Если бы тогда я мог знать, что это любовь.
Быть может, мы просто не в состоянии распознать любовь, когда она случается? Тогда любовь - это мистерия прошлого, позолота на утраченных отношениях, которые уже не могут обмануть нас иначе.
Ни один из домов - почти одинаковых - на фотографиях не давал ответа. Они хранили молчание.
Этот дом для нее много значил - возможно, больше, чем значили люди, и больше, чем значил я тогда. Или даже - всегда.
Однажды после того, как мы с сестрой гостили там целую неделю, она написала нам письмо. Это было в самом начале нашей дружбы, мы только познакомились, нам еще нечего было скрывать от других.

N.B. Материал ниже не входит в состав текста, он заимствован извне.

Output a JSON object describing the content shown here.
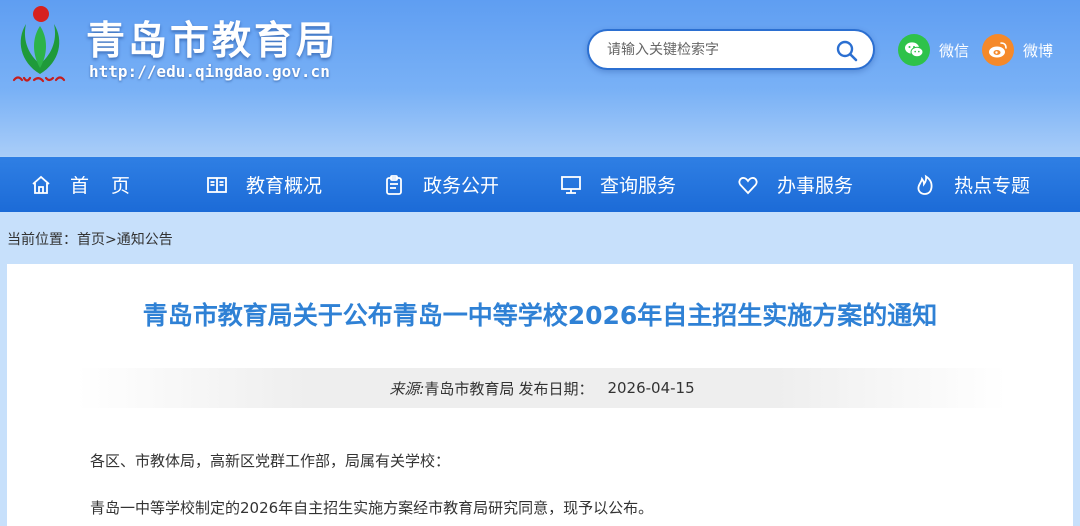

"Вы - все, кто приезжает ко мне в гости, - писала она, - те, кого я люблю, и те, кого люблю меньше, те, кому я хочу дарить все лучшее, что имею, мне так жаль, что я не могу показать вам свой дом, тот дом, в котором вы бывали много раз, дом, который вы видели, в котором спали, ели, пили, слушали музыку, разговаривали, радовались, танцевали и грустили, а порой ссорились; дом, о котором у вас есть какое-то представление, свое мнение, да, там здорово, говорите вы, там очень здорово - но это ничего не значит, эти слова ничего не говорят о моем доме, и не в моих силах что-либо изменить, как бы горячо мне этого ни хотелось. Это как волшебство - дом скрывается от вас, он преображается с вашим появлением, и только когда вы все разъезжаетесь, когда здесь не остается и следа от вашего пребывания, а оставленные вами вещи спрятаны глубоко по шкафам, только тогда дом снимает с себя покров, открывает глаза, вновь обретает голос, думает, чувствует и молчит вместе со мной, смотрит вокруг своими окнами и благодарен мне, и любит меня так же, как я его. В своем одиночестве я лучше вижу его, глубже чувствую, мы становимся ближе: я в доме, дом в лесу, лес у моря - все под одним большим, мне одной принадлежащим небом.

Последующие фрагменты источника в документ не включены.